Roscosmos is evaluating a proposal to build a five-star accommodation attachment to the International Space Station (ISS), which would offer people the chance to take one to two-week-long trips to space packed full of some interesting activities.
The proposal to expand the ISS into a luxury hotel was reported on by Popular Mechanics. The plan includes private cabins with large windows to gaze out at space from, exercising equipment to stay in shape in a lower gravity environment, and even Wi-Fi.
As part of the experience, space tourists would also be able to stay with cosmonauts and go out on spacewalks with them. The business plan is being proposed by a space station contractor called RSC Energia. For those thinking that a trip to the International Space Station would make an ideal next vacation, you should first consider the price. It’s thought that the journey into space would cost visitors between $40 million and $60 million. So it might be best to start saving now.

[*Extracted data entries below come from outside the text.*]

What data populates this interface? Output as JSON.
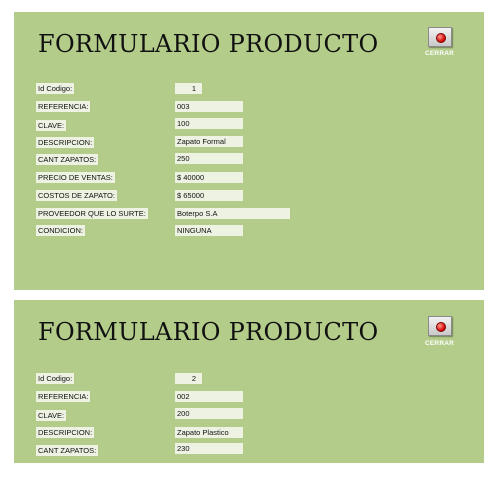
{
  "forms": [
    {
      "title": "FORMULARIO PRODUCTO",
      "close_label": "CERRAR",
      "fields": [
        {
          "label": "Id Codigo:",
          "value": "1"
        },
        {
          "label": "REFERENCIA:",
          "value": "003"
        },
        {
          "label": "CLAVE:",
          "value": "100"
        },
        {
          "label": "DESCRIPCION:",
          "value": "Zapato Formal"
        },
        {
          "label": "CANT ZAPATOS:",
          "value": "250"
        },
        {
          "label": "PRECIO DE VENTAS:",
          "value": "$ 40000"
        },
        {
          "label": "COSTOS DE ZAPATO:",
          "value": "$ 65000"
        },
        {
          "label": "PROVEEDOR  QUE LO SURTE:",
          "value": "Boterpo S.A"
        },
        {
          "label": "CONDICION:",
          "value": "NINGUNA"
        }
      ]
    },
    {
      "title": "FORMULARIO PRODUCTO",
      "close_label": "CERRAR",
      "fields": [
        {
          "label": "Id Codigo:",
          "value": "2"
        },
        {
          "label": "REFERENCIA:",
          "value": "002"
        },
        {
          "label": "CLAVE:",
          "value": "200"
        },
        {
          "label": "DESCRIPCION:",
          "value": "Zapato Plastico"
        },
        {
          "label": "CANT ZAPATOS:",
          "value": "230"
        }
      ]
    }
  ],
  "colors": {
    "panel_background": "#b3cc8a",
    "field_background": "#edf2e3",
    "close_button_dot": "#d40000"
  },
  "icons": {
    "close": "red-dot-button-icon"
  }
}
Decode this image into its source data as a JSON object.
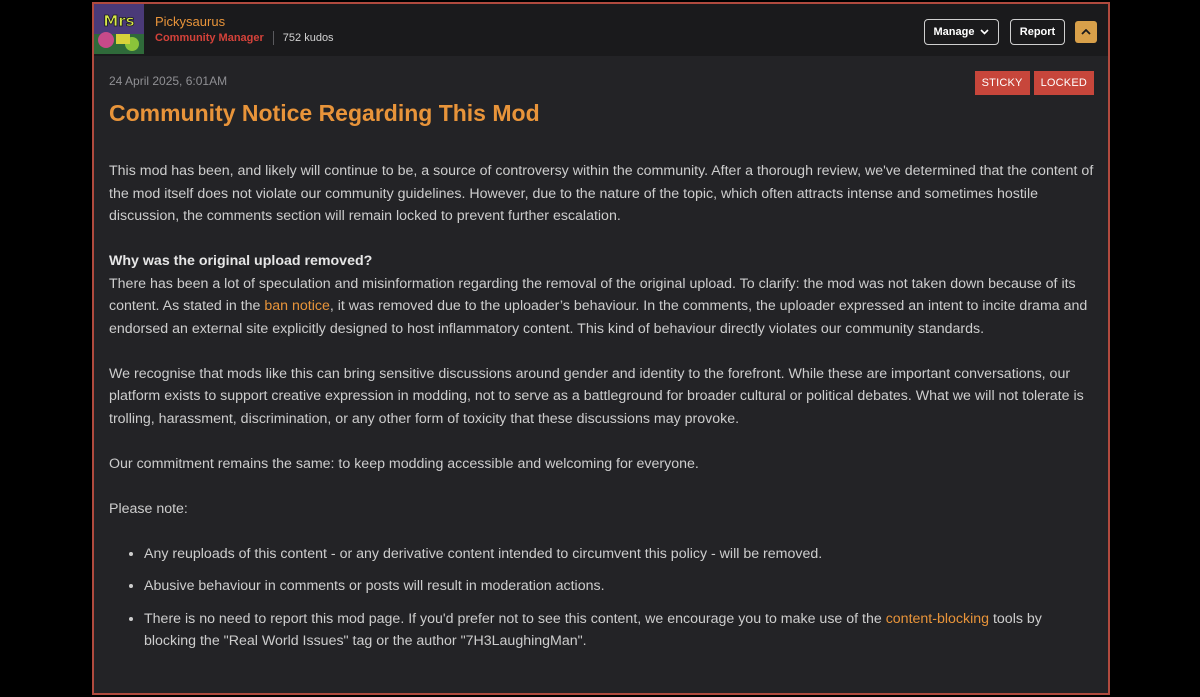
{
  "post": {
    "username": "Pickysaurus",
    "role": "Community Manager",
    "kudos": "752 kudos",
    "avatar_text": "Mrs",
    "date": "24 April 2025, 6:01AM",
    "badges": [
      "STICKY",
      "LOCKED"
    ],
    "title": "Community Notice Regarding This Mod"
  },
  "toolbar": {
    "manage_label": "Manage",
    "report_label": "Report"
  },
  "icons": {
    "manage_chevron": "chevron-down-icon",
    "collapse": "chevron-up-icon"
  },
  "colors": {
    "accent": "#e8943a",
    "role": "#d4423a",
    "badge": "#c7463b",
    "border": "#b04a3e"
  },
  "body": {
    "p1": "This mod has been, and likely will continue to be, a source of controversy within the community. After a thorough review, we've determined that the content of the mod itself does not violate our community guidelines. However, due to the nature of the topic, which often attracts intense and sometimes hostile discussion, the comments section will remain locked to prevent further escalation.",
    "heading": "Why was the original upload removed?",
    "p2_before": "There has been a lot of speculation and misinformation regarding the removal of the original upload. To clarify: the mod was not taken down because of its content. As stated in the ",
    "p2_link": "ban notice",
    "p2_after": ", it was removed due to the uploader’s behaviour. In the comments, the uploader expressed an intent to incite drama and endorsed an external site explicitly designed to host inflammatory content. This kind of behaviour directly violates our community standards.",
    "p3": "We recognise that mods like this can bring sensitive discussions around gender and identity to the forefront. While these are important conversations, our platform exists to support creative expression in modding, not to serve as a battleground for broader cultural or political debates. What we will not tolerate is trolling, harassment, discrimination, or any other form of toxicity that these discussions may provoke.",
    "p4": "Our commitment remains the same: to keep modding accessible and welcoming for everyone.",
    "p5": "Please note:",
    "li1": "Any reuploads of this content - or any derivative content intended to circumvent this policy - will be removed.",
    "li2": "Abusive behaviour in comments or posts will result in moderation actions.",
    "li3_before": "There is no need to report this mod page. If you'd prefer not to see this content, we encourage you to make use of the ",
    "li3_link": "content-blocking",
    "li3_after": " tools by blocking the \"Real World Issues\" tag or the author \"7H3LaughingMan\"."
  }
}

Russia is now part of a select group competing in the tourism space race. Virgin Galactic, SpaceX, and Blue Origin have all set out plans to take people into space for a fee, but none to date have offered any kind of accommodation outside of the world’s atmosphere. Most of these trips would involve a short foray into gravity-free space, before coming straight back down to earth, presumably without a bang.
Virgin Galactic, for example, will charge $250,000 for a two-and-half-hour experience which includes six minutes of weightlessness, and the chance to see the curvature of the Earth from space. The company’s spacecraft VSS Unity successfully completed a test run in January, and is expected to start commercial flights this year. During the test, Unity was released from a mothership over the Mojave Desert at around 50,000 feet, and accelerated to Mach 0.9 during a steep descent. The exercise was designed to test the flight performance, stability, and control before a safe landing.
The likes of Stephen Hawking, Leonardo DiCaprio, and Justin Bieber have all reportedly signed up. The spacecraft will be able to take two pilots and six passengers at a time to space. Meanwhile, Blue Origin, founded by Amazon boss Jeff Bezos, is also looking to break into the space tourism space, but is yet to reveal how much a ticket would cost.
Other plans are more ambitious. Elon Musk wants to charge $200,000 for a ticket to Mars, with the SpaceX CEO aiming to get one million people to the Red Planet in the next 50 to 150 years.